Dec. 10, 2019
FOR IMMEDIATE RELEASE
Wharton County Junior College Band student Sophia Harding of Richmond has qualified for the Texas Community College Band Directors Association's All-State Symphonic Band. Harding will perform with the group in San Antonio next spring.
WHARTON, TEXAS – It wasn’t a family tradition or a caring mentor that inspired Wharton County Junior College Band student Sophia Harding to take interest in playing the flute. It was a video game.
“I heard this beautiful music and I knew I wanted to learn how to play it,” the Richmond resident explained.
Harding was a seventh grader living in Katy at the time. Her musical interests up until then had entailed singing in the school choir along with her sister. The newfound interest in playing an instrument would soon blossom into something special, providing Harding with a niche all her own as the sole flutist on the WCJC Band.
“I like having something I can call my own,” she said.
This past November, Harding achieved special recognition for her mastery of her chosen instrument, being named to the Texas Community College Band Directors Association’s (TCCBDA) All-State Symphonic Band. As a member of that group, she will perform at the Texas Music Educators Association convention in San Antonio in February of 2020.
Earning a spot in the All-State band is a notable accomplishment, said WCJC Band Director Joe Waldrop.
It required a statewide audition process that included learning a musical selection and then submitting it to a panel of judges.
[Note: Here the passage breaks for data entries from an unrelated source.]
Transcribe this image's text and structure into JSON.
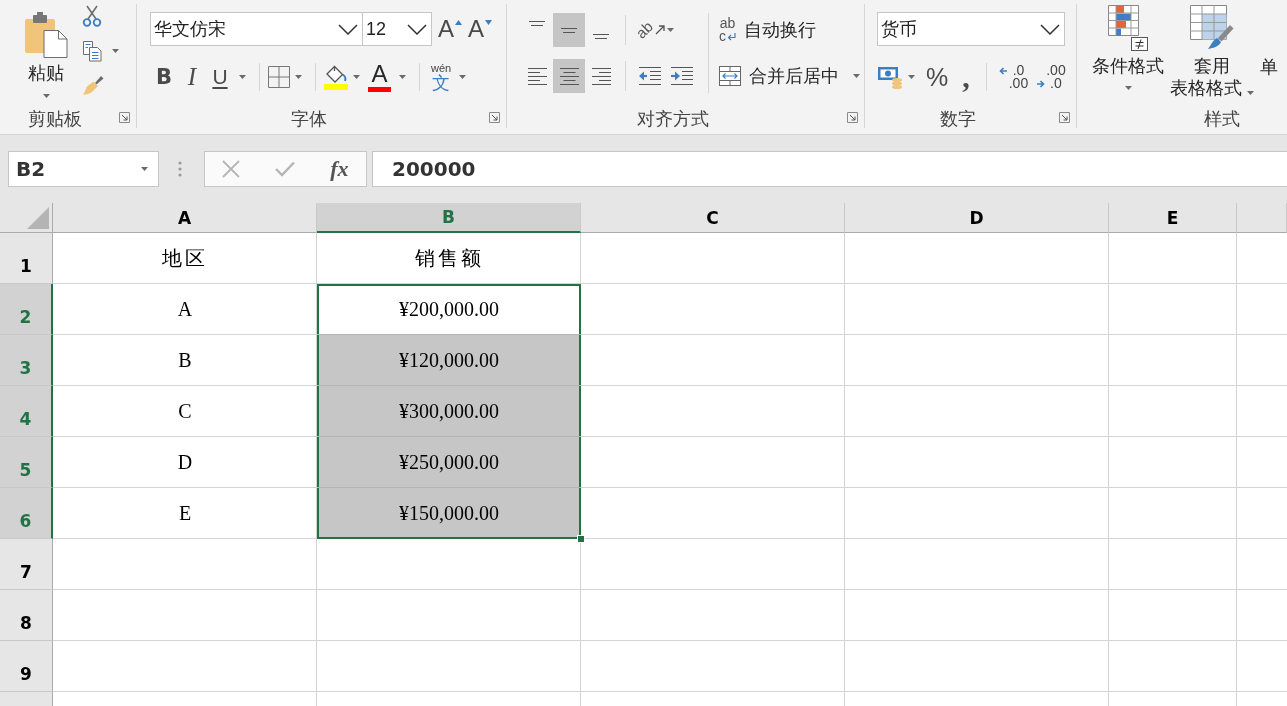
{
  "ribbon": {
    "clipboard": {
      "paste": "粘贴",
      "label": "剪贴板"
    },
    "font": {
      "font_name": "华文仿宋",
      "font_size": "12",
      "grow_font": "A",
      "shrink_font": "A",
      "bold": "B",
      "italic": "I",
      "underline": "U",
      "font_color": "A",
      "phonetic_ruby": "wén",
      "phonetic_base": "文",
      "label": "字体"
    },
    "alignment": {
      "vertical": [
        {
          "kind": "top",
          "selected": false
        },
        {
          "kind": "middle",
          "selected": true
        },
        {
          "kind": "bottom",
          "selected": false
        }
      ],
      "horizontal": [
        {
          "kind": "left",
          "selected": false
        },
        {
          "kind": "center",
          "selected": true
        },
        {
          "kind": "right",
          "selected": false
        }
      ],
      "orientation": "ab",
      "wrap_glyph": [
        "ab",
        "c"
      ],
      "wrap_text": "自动换行",
      "merge_center": "合并后居中",
      "label": "对齐方式"
    },
    "number": {
      "format": "货币",
      "percent": "%",
      "comma": ",",
      "increase_decimal": [
        ".0",
        ".00"
      ],
      "decrease_decimal": [
        ".00",
        ".0"
      ],
      "label": "数字"
    },
    "styles": {
      "conditional_formatting": "条件格式",
      "format_as_table": [
        "套用",
        "表格格式"
      ],
      "cell_styles": "单",
      "label": "样式"
    }
  },
  "formula_bar": {
    "name_box": "B2",
    "function_label": "fx",
    "value": "200000"
  },
  "sheet": {
    "columns": [
      {
        "label": "A",
        "selected": false
      },
      {
        "label": "B",
        "selected": true
      },
      {
        "label": "C",
        "selected": false
      },
      {
        "label": "D",
        "selected": false
      },
      {
        "label": "E",
        "selected": false
      }
    ],
    "rows": [
      {
        "label": "1",
        "selected": false,
        "cells": [
          {
            "text": "地区",
            "selected": false,
            "active": false
          },
          {
            "text": "销售额",
            "selected": false,
            "active": false
          }
        ]
      },
      {
        "label": "2",
        "selected": true,
        "cells": [
          {
            "text": "A",
            "selected": false,
            "active": false
          },
          {
            "text": "¥200,000.00",
            "selected": true,
            "active": true
          }
        ]
      },
      {
        "label": "3",
        "selected": true,
        "cells": [
          {
            "text": "B",
            "selected": false,
            "active": false
          },
          {
            "text": "¥120,000.00",
            "selected": true,
            "active": false
          }
        ]
      },
      {
        "label": "4",
        "selected": true,
        "cells": [
          {
            "text": "C",
            "selected": false,
            "active": false
          },
          {
            "text": "¥300,000.00",
            "selected": true,
            "active": false
          }
        ]
      },
      {
        "label": "5",
        "selected": true,
        "cells": [
          {
            "text": "D",
            "selected": false,
            "active": false
          },
          {
            "text": "¥250,000.00",
            "selected": true,
            "active": false
          }
        ]
      },
      {
        "label": "6",
        "selected": true,
        "cells": [
          {
            "text": "E",
            "selected": false,
            "active": false
          },
          {
            "text": "¥150,000.00",
            "selected": true,
            "active": false
          }
        ]
      },
      {
        "label": "7",
        "selected": false
      },
      {
        "label": "8",
        "selected": false
      },
      {
        "label": "9",
        "selected": false
      }
    ]
  }
}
Community colleges from across the state participated in the contest.
“The majority of students selected for the All-State band are from bigger community colleges that have a much larger pool of students to provide for the process,” Waldrop said. “Fortunately for us, Sophia came prepared with a great skill developed by her high school, so there was really little I needed to do to help her prepare for this. I am very proud of her and her accomplishment.”
Harding said her goal when learning the contest’s musical selection was to play more “musically.”
“You can lift notes, use vibrato, and do other things to make it more personalized,” she said.
Only a freshman, Harding’s future plans are to make music a career. She has intentions to become a band director and will likely transfer to Sam Houston State University in Huntsville once she has completed her studies at WCJC.
Helping others to cultivate a love of music is one of Harding’s highest goals as a performer.
“Seeing how the music affects other people pushes me to keep going,” she said.